Server-side rendering is when you pre-generate the HTML, CSS, and JavaScript for a web application that normally loads inside of the user's web browser. Server-side rendering helps speed up loads and make single-page applications friendlier for search engines, caching, etc.
What problem does server-side rendering solve?
As single-page applications became increasing popular after their introduction, JavaScript developers found that single-page applications were not a great fit for several commonly used web technologies like caching and search engine crawlers. Single-page applications have to load an “application shell” before they can load any individual pages within the application. When your web browser loads the single-page application, the web browser only gets the application shell and none of the application’s content.
Search engine crawlers and caching tools only look at the data that is first loaded by the web page. When loading single-page applications (and some other JavaScript applications), the search engine crawler or caching tool only gets the application shell, which is not helpful for either purpose. The application shell does not have any helpful information or valuable content so the web application gets none of the benefit of caching or search engine crawling.

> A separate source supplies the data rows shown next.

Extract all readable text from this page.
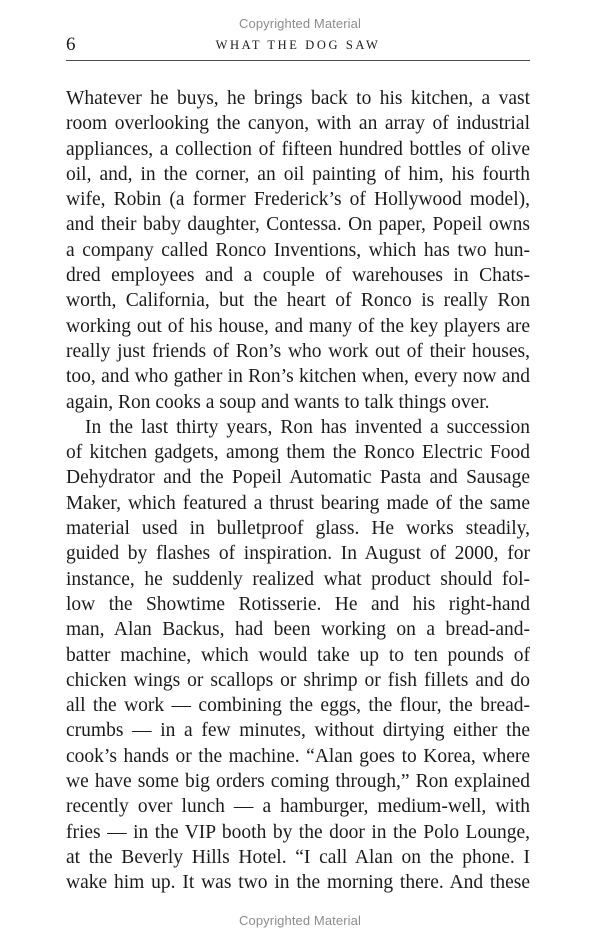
Copyrighted Material
6	WHAT THE DOG SAW
Whatever he buys, he brings back to his kitchen, a vast
room overlooking the canyon, with an array of industrial
appliances, a collection of fifteen hundred bottles of olive
oil, and, in the corner, an oil painting of him, his fourth
wife, Robin (a former Frederick’s of Hollywood model),
and their baby daughter, Contessa. On paper, Popeil owns
a company called Ronco Inventions, which has two hun-
dred employees and a couple of warehouses in Chats-
worth, California, but the heart of Ronco is really Ron
working out of his house, and many of the key players are
really just friends of Ron’s who work out of their houses,
too, and who gather in Ron’s kitchen when, every now and
again, Ron cooks a soup and wants to talk things over.
In the last thirty years, Ron has invented a succession
of kitchen gadgets, among them the Ronco Electric Food
Dehydrator and the Popeil Automatic Pasta and Sausage
Maker, which featured a thrust bearing made of the same
material used in bulletproof glass. He works steadily,
guided by flashes of inspiration. In August of 2000, for
instance, he suddenly realized what product should fol-
low the Showtime Rotisserie. He and his right-hand
man, Alan Backus, had been working on a bread-and-
batter machine, which would take up to ten pounds of
chicken wings or scallops or shrimp or fish fillets and do
all the work — combining the eggs, the flour, the bread-
crumbs — in a few minutes, without dirtying either the
cook’s hands or the machine. “Alan goes to Korea, where
we have some big orders coming through,” Ron explained
recently over lunch — a hamburger, medium-well, with
fries — in the VIP booth by the door in the Polo Lounge,
at the Beverly Hills Hotel. “I call Alan on the phone. I
wake him up. It was two in the morning there. And these
Copyrighted Material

What is search engine crawling?
Search engine crawling is when search engines like Google, Bing, and DuckDuckGo analyze a web page to determine what kind of content the web page contains. This analysis is how search engines build up their records of what web pages have what content in order to help users find relevant answers for their searches. Search engine crawlers have historically struggled with understanding and analyzing the content in JavaScript web applications like single-page applications. If search engine crawlers cannot properly analyze a web page, that web page will not show up in the search results for users’ searches.
What is caching?
Caching is a strategy to improve web page loading performance by storing a copy of the finished final web page closer to the end user. All of the content that makes up a web page has to be generated at some point by a web server somewhere. Generating a web page can take anywhere from less than a second to several seconds depending on the complexity and amount of content on the web page. Busy web sites will store copies of their generated web pages to show visitors instead of generating every visited web page every time for every visitor. Serving cached copies of generated web pages can significantly speed up web page loading and reduce the strain visitors’ traffic places on the web site. Like search engine crawlers, caching technologies have struggled to make a meaningful difference to the performance of single-page applications because single-page applications do not have all of their content when the web page first loads. They load content after the page loads, which caching technology cannot capture. This means JavaScript web applications, and especially single-page applications, can have worse performance than applications built using older technologies or other architectures.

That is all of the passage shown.